Sunday, October 16, 2011

happy cow

I'm having a cow.  (Sometime in 7th grade this became the phrase to say.  "Don't have a cow." --or don't get upset.  Why did we say it? I don't know.  It was 7th grade.)  But, I am going to have a cow.  On Wednesday Mr. Farmer will be delivering a full cow to my house.   

Our congregation was challenged to make a "Happiness Pledge" last year.  This was to be something that would simultaneously make the world a better place and make us happier in some way.  CD and I decided we would purchase grass fed beef and then eat much less beef than normal. Hopefully that would keep the cost reasonable across the time frame.
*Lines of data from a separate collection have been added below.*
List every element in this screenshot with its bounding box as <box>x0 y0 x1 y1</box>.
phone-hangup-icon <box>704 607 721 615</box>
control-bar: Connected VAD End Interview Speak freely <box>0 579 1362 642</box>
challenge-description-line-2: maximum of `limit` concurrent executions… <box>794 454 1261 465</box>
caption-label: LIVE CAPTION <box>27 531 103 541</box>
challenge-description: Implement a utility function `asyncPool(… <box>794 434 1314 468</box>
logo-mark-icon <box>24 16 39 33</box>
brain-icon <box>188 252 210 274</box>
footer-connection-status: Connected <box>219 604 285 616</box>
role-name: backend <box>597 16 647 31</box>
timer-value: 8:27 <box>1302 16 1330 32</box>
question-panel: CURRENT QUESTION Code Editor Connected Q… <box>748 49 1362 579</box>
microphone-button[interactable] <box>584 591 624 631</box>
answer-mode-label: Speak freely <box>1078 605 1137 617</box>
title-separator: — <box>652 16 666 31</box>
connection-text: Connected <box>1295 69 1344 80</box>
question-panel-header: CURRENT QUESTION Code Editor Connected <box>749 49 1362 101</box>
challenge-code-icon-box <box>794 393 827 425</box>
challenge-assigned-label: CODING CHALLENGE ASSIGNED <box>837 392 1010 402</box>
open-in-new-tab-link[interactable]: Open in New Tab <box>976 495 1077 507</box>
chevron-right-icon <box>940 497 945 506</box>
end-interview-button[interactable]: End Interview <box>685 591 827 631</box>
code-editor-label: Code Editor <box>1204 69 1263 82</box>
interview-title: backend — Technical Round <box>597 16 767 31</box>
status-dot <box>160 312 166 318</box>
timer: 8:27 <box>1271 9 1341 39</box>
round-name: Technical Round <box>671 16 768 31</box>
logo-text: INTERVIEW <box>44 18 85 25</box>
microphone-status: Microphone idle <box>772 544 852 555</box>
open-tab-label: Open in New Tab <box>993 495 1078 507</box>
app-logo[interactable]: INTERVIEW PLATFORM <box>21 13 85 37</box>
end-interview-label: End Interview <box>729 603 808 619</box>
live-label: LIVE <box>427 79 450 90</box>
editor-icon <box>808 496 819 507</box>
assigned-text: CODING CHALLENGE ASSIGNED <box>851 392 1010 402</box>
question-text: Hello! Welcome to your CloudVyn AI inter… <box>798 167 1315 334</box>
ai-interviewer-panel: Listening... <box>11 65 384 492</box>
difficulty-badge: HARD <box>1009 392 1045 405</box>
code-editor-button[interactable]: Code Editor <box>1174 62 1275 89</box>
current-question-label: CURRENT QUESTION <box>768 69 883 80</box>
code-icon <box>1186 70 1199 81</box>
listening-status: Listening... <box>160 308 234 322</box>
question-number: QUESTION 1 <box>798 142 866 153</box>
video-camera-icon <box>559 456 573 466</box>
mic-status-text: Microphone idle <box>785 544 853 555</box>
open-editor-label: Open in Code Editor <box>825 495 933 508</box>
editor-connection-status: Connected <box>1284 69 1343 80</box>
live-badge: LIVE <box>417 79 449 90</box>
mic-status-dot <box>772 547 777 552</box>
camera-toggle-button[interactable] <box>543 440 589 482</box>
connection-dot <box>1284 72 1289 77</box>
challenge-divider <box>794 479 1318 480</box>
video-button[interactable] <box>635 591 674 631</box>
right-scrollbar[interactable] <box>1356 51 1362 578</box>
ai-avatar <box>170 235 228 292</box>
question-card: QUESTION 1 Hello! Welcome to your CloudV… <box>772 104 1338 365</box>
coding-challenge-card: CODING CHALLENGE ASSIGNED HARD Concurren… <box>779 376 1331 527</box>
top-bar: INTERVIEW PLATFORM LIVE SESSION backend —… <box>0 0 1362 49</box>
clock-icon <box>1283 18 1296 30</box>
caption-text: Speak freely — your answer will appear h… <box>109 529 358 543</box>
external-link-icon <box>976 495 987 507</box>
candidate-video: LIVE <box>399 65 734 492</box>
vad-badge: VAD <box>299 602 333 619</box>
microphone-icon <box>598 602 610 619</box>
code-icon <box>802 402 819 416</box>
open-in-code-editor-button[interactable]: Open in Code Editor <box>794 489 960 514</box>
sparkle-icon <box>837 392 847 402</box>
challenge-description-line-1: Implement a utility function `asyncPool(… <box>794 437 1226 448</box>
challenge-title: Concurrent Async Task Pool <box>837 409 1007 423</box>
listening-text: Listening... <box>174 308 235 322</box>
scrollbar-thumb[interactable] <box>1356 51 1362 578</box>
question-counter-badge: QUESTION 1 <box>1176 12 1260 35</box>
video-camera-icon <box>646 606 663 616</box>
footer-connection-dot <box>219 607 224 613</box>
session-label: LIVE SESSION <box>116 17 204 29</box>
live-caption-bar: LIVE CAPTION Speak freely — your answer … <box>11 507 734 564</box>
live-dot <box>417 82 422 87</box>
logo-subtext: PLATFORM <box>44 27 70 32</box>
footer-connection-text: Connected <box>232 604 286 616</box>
The farmer keeps about six cows at a time, completely back yard grass fed.  He also raises chickens, ducks, turkeys, rabbits, goats, lamb, and pigs.  We call it "happy cow" and try to take a moment to thank the cow, in a Native American style, before eating it.  I like that the boys care so much about the source of their food.  They ask at most meals about who grew the food they're eating.  I'm pleased to say that we often know.  (Not that Kroger isn't frequently the source.)
This farmer brings meats to our weekly organic farmer's market so I purchased a few steaks to see if the family liked grass fed beef enough to make the leap before we each bought about 25 pounds.  Two families shared 1/4 of a cow with us. We kept our pledge and were successful in changing our eating patterns, and in becoming spoiled for really, really good quality meat!

Now, I'm not sure that meat should stay in the freezer for a full year, but I pulled out the last sirloin steak today, and it was still incredible. CD marinated it in soy and garlic and then put it on the grill.  That is some of the best meat I have ever eaten.  (That and some potatoes sliced and grilled with Dijon mustard, horseradish and olive oil which were referred to by the boys as "happy potatoes" since they were also grown on an organic, "happy" farm.)

This year I decided to spread the love.  I found eleven other families to share a full cow.  The price per pound goes down naturally as you buy more, so the full cow was my goal.  The meat is all cut and labeled and approved by the government, vacuum packed and pre-frozen before delivery. I've made everyone promise to keep complaints to themselves if they have any.  The cow will do its best but, for example, it has only so many ribs.  The coolers will not be identical, but I will try to make the distribution as fair as I can. CD thinks I'll regret this.  I'm just going to try hard not to have a cow.